The 65-year-old Kishida was in Washington, DC last Sunday where he led off Japan’s year as head of the Group of Seven, the elite informal group of the world’s advanced economies.
The G7 is an informal grouping of seven of the world’s advanced economies, including Canada, France, Germany, Italy, Japan, the United Kingdom, and the United States, as well as the European Union.
While closing his trip to Washington, the Japanese head of government said he shared with G7 leaders his “strong sense of crisis regarding the security environment in Asia.”
He told a news conference a day after meeting US president Joe Biden, that East Asia might become the Ukraine of tomorrow, calling security concerns in the two regions “inseparable.”
His thoughts: “The situation around Japan is becoming increasingly severe with attempts to unilaterally change the status quo by force in the East China Sea and South China Sea and the activation of North Korea’s nuclear and missile activities.”
East Asia includes China, the two Chinese dependencies of Hong Kong and Macau, Mongolia, North Korea, South Korea, Taiwan and Japan.
Manila, only a little over 1,000 kilometers from Taiwan, is 2,990 kilometers away from Japan.
Two months ago, nine months from the invasion of Ukraine by Russia, a most senior US general said the war had left more than 100,000 of Moscow’s troops dead or wounded, and Ukraine had probably suffered a similar number of casualties.
General Mark Milley, chairman of the Joint Chiefs of Staff, in remarks at the Economic Club of New York, said Russia’s invasion had also killed about 40,000 Ukrainian civilians and displaced 15 million to 30 million.
Kishida’s eye range had reference to China’s growing assertiveness in surrounding waters where Beijing has a clump of island disputes, including with Japan, the Philippines and Vietnam.
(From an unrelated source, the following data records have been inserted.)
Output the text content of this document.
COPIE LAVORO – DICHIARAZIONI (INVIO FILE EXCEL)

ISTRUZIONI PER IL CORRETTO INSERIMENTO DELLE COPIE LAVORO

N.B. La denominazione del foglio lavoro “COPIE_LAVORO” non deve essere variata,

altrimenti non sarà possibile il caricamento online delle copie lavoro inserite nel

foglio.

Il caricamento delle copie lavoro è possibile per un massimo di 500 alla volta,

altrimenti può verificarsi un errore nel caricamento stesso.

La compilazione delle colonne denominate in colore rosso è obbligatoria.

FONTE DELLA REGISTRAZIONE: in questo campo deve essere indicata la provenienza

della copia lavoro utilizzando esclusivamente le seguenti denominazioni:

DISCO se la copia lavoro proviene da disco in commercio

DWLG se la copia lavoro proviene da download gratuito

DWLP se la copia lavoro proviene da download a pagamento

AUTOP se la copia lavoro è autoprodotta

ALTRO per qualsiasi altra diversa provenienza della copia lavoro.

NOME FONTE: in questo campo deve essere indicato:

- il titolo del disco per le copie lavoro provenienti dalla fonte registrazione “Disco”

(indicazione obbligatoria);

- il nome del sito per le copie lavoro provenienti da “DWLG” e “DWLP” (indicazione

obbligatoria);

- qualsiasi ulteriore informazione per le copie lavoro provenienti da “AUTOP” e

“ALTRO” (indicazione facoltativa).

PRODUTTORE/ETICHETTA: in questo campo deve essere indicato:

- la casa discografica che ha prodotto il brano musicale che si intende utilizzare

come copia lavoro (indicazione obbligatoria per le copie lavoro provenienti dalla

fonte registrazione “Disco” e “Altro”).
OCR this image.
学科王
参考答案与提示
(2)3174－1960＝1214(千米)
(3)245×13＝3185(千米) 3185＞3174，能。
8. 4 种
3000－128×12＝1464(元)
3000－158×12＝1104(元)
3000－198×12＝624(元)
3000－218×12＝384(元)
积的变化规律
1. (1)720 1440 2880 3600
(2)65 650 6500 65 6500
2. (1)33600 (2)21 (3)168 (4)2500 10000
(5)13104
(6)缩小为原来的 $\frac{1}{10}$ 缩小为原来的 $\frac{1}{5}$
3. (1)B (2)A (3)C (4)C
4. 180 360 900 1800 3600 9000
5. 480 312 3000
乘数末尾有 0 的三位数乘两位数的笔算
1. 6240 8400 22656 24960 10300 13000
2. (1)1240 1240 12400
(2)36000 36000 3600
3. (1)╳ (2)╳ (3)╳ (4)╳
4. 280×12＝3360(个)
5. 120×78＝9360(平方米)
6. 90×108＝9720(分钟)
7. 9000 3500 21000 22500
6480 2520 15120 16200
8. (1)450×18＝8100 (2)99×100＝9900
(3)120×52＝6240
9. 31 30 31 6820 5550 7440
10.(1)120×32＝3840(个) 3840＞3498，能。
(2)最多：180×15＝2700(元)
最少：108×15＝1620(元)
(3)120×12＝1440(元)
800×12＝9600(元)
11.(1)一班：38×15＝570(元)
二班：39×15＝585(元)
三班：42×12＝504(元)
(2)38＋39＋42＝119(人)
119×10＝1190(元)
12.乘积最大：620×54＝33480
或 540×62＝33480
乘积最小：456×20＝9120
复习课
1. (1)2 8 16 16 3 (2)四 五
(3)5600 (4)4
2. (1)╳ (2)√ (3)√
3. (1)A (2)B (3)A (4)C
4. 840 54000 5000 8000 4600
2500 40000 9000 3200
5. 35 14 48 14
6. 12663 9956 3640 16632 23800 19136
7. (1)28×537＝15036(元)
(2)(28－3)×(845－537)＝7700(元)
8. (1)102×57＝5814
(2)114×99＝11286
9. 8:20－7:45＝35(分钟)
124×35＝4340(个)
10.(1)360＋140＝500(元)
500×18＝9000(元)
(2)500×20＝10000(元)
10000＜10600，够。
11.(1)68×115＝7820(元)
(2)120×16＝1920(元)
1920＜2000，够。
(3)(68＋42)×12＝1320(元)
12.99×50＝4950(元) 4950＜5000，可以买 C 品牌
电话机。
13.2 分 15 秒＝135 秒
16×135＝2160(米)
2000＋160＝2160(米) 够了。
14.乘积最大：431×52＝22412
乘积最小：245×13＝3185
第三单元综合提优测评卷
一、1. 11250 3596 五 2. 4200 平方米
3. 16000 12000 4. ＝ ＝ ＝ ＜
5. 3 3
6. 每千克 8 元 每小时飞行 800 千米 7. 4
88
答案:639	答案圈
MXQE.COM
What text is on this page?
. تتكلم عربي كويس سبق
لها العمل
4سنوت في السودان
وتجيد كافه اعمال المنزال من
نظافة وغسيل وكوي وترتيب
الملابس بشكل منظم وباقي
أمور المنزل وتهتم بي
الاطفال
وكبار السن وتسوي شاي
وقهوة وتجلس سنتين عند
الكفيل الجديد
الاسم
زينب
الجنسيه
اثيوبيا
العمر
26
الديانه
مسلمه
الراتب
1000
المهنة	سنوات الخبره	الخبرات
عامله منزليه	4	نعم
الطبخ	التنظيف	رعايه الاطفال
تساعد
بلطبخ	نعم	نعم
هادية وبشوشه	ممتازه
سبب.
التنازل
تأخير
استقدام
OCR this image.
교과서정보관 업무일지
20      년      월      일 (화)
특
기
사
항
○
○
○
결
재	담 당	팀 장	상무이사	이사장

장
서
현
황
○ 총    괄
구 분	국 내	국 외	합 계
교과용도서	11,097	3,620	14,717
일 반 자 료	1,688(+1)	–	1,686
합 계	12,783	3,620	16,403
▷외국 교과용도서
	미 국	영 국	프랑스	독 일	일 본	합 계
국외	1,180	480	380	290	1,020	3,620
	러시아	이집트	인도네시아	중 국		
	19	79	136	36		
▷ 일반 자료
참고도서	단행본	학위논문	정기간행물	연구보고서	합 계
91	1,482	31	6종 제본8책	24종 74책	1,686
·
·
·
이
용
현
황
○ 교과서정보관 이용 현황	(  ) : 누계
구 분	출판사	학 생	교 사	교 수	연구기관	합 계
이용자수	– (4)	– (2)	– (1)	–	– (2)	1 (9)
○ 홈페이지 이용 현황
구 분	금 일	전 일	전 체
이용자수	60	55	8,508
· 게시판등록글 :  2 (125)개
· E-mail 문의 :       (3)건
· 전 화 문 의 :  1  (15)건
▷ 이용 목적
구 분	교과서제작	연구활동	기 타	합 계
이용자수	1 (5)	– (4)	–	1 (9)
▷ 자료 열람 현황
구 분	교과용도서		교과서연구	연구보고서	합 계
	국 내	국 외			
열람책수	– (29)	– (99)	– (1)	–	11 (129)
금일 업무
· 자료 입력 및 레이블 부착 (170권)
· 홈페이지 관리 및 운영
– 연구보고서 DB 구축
Kishida had gone to the United States after his government announced that Japan would double defense spending over the next five years, a metamorphosis for a country that has been officially pacifist since its defeat in World War II.
He has underscore that Japan still sees itself as a “peace loving” nation and will use the G7 to push for the eventual abolition of nuclear weapons.
Providential that the G7 leaders will hold their summit in May in Hiroshima, the site of the world’s first nuclear attack and Kishida’s parliamentary constituency, where an estimated 80,000 people instantly died in the first deployed atomic bomb in August 1945.